The initial estimate does not specify how much of the wine is bulk versus premium wine as a more detailed assessment is still ongoing. Most of the wineries are insured against earthquake damage, however, with both wine and infrastructure covered, according to Merino. "There will not be a significant financial loss for the wineries."
He added that even with a one- or two-week interruption in the supply chain, stocks of wine in the U.S. market should not be affected. Both of the main shipping ports for the wine industry, San Antonio and Valparaiso, are now open and operating at about 50 percent capacity, according to Merino.
The news came as the country still struggles to assess damage and help the wounded and homeless. According to government sources, the death toll from the earthquake has risen to nearly 800. Overall damage estimates run as high as $30 billion, with about 500,000 homes destroyed and serious damage done to bridges, roads, ports and public transportation. Although a large aid effort is under way, tens of thousands of Chileans remain short of food, drinking water and shelter. In Concepción, one of the hardest-hit cities, thousands of government troops were sent in to restore order and prevent looting.
Reports from winery owners have been difficult to get, as communications are still disrupted in many places. Many winemakers and their families were still on their summer vacation when the quake struck, and their return to wineries has been very difficult. "The damage to the infrastructure and houses is extremely severe. It was heartbreaking to see some beautiful old houses completely down," said José Ortega, of Maule-based Bodegas y Viñedos O. Fournier.
Despite more immediate concerns, the damage assessment for wineries is important to the country as a whole. After copper mining, wine is Chile's biggest industry, and the country will need it to help fuel economic recovery.
While the industry's 125 million liter estimate is lower than initially feared, some wineries were especially hard hit. Viña Santa Rita estimates a loss of 8 million liters, 1 million of which was premium wine destined for its 120 brand or higher, according to export director Salvador Domenech. Viña Montes in the Colchagua valley estimates a loss of 20 percent of its icon level wines (Alpha M, Folly and Purple Angel) with 40 percent of its main Alpha line lost, according to Alex Guarachi, president of T.G.I.C. Imports, the winery's U.S. importer.
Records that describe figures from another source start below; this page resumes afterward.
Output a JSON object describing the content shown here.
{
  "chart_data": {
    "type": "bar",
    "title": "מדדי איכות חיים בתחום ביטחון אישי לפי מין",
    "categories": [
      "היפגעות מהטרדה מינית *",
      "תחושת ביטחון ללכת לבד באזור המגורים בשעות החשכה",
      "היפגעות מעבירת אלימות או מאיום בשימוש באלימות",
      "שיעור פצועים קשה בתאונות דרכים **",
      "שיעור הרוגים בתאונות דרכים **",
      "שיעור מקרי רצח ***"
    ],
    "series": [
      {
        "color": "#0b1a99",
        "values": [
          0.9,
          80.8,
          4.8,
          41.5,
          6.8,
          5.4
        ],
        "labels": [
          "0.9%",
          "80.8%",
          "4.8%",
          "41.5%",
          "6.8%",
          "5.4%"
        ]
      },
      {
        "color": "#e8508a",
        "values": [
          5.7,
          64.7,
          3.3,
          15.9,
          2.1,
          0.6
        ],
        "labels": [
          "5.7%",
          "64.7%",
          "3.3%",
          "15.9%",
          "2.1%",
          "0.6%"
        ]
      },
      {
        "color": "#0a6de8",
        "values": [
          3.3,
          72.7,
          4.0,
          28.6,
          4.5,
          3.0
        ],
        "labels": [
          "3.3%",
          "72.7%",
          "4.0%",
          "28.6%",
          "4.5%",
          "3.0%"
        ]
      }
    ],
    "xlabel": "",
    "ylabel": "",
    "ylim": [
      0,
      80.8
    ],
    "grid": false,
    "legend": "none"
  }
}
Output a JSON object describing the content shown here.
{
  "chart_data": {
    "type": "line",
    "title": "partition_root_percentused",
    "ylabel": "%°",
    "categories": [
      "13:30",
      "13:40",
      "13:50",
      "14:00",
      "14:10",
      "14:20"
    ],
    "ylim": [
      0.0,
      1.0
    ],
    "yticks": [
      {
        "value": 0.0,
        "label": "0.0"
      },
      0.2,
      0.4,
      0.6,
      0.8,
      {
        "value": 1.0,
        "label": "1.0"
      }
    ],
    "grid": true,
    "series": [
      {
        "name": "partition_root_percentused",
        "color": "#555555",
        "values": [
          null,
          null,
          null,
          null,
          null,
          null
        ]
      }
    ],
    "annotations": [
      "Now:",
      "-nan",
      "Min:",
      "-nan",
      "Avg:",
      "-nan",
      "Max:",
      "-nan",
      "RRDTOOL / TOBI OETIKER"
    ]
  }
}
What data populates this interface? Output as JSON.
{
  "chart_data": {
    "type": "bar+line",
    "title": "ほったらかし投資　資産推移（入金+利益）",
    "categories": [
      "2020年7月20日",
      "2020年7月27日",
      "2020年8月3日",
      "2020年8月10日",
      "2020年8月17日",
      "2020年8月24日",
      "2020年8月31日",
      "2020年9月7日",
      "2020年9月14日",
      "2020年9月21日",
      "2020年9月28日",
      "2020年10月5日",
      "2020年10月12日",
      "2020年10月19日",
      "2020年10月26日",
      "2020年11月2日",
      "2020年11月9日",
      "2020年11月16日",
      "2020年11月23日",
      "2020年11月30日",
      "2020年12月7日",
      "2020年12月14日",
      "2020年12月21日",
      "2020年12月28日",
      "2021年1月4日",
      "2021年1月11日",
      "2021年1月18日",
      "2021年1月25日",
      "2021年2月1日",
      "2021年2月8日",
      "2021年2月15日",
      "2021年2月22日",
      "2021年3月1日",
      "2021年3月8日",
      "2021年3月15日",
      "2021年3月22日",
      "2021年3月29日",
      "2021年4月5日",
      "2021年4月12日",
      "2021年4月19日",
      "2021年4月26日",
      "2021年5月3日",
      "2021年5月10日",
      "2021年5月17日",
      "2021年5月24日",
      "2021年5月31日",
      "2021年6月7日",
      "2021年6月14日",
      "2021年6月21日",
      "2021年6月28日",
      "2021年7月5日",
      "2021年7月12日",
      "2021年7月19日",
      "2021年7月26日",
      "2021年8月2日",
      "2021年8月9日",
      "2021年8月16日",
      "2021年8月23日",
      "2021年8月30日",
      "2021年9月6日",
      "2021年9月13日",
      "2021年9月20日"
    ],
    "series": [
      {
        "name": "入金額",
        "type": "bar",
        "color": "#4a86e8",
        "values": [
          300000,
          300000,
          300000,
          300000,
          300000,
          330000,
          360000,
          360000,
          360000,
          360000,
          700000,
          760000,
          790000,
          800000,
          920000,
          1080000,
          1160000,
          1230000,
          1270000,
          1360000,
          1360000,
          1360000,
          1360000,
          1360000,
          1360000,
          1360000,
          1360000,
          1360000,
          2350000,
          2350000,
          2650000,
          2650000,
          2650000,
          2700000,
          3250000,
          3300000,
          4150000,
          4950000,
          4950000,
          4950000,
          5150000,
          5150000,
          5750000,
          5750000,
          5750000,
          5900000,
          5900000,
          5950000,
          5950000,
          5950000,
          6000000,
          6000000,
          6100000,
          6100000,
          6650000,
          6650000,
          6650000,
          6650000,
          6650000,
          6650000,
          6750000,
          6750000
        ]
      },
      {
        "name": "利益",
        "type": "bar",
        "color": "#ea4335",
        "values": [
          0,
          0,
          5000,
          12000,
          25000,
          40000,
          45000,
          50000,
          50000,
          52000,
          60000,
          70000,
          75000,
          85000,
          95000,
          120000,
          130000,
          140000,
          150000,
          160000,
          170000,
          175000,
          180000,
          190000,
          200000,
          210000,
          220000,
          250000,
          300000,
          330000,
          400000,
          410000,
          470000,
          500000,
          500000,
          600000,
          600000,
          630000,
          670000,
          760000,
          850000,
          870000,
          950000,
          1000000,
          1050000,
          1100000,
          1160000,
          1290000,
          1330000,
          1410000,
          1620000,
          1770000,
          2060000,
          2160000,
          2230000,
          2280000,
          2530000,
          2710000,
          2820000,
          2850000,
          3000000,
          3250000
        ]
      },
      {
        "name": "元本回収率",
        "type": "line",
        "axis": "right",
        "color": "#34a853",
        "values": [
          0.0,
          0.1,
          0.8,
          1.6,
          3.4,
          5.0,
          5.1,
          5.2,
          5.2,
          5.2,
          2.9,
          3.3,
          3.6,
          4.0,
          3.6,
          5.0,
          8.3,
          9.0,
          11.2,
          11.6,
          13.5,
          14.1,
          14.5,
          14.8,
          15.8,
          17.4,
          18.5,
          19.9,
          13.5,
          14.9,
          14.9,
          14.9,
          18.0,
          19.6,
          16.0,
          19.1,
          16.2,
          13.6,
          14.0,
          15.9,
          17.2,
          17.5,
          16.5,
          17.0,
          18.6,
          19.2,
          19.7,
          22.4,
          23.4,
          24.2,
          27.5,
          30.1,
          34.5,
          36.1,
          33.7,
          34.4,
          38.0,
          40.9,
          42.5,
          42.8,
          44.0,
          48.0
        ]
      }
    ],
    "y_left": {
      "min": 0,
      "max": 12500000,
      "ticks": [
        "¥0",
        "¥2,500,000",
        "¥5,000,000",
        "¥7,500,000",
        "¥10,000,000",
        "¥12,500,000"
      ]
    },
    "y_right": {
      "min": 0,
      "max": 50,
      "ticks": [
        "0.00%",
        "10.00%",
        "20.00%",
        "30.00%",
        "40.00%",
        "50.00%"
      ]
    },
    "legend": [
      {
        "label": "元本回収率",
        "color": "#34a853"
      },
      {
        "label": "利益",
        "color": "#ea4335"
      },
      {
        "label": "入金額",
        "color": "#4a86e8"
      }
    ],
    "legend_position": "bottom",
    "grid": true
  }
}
Other wineries with confirmed losses include Miguel Torres and Viña Santa Carolina, reporting losses of 100,000 to 200,000 liters, respectively, while MontGras estimates losses of around 5 percent of its tanks and 10 percent of its barrels. Viu Manent said losses would not exceed 15 percent of its inventory. Concha y Toro, the country’s largest producer, had been rumored to have lost 40 million liters of wine, but officials claimed that figure was wildly exaggerated, stating in a release yesterday that "losses will be significant, however."
Merino does not expect the actual loss to go much higher than the estimate. Though some areas are still without power or water, most of the member wineries have been able to assess the damage to their inventories, with the next phase for wineries being to assess any damaged buildings and facilities.
Most of the older buildings, typically constructed of adobe bricks, were the most severely affected buildings, with the most damage in the Cachapoal, Colchagua, Curicó and Maule areas. Much of the wine industry has moved its main production facilities to more modern buildings over the past generation, with more stringent building codes helping to offset the damage from an earthquake.
Damage to vineyards is also still being assessed. Merino said there had been no major land losses from the quake, but that it was impossible for wineries with vineyards in areas without electricity to assess any damage to their irrigation systems.
With harvest about to begin for white varieties, the industry has little time to catch its breath. Picking has already begun in cooler areas to the north, such as Casablanca, where there was relatively little damage. In addition, many wineries now have scores of workers in need of shelter.
"What really concerns us now is our workers, as many have lost their homes," said Merino. "This has to be addressed quickly. However, there is much that is out of our hands—electricity, roads, ports are obviously under government control, rather than ours."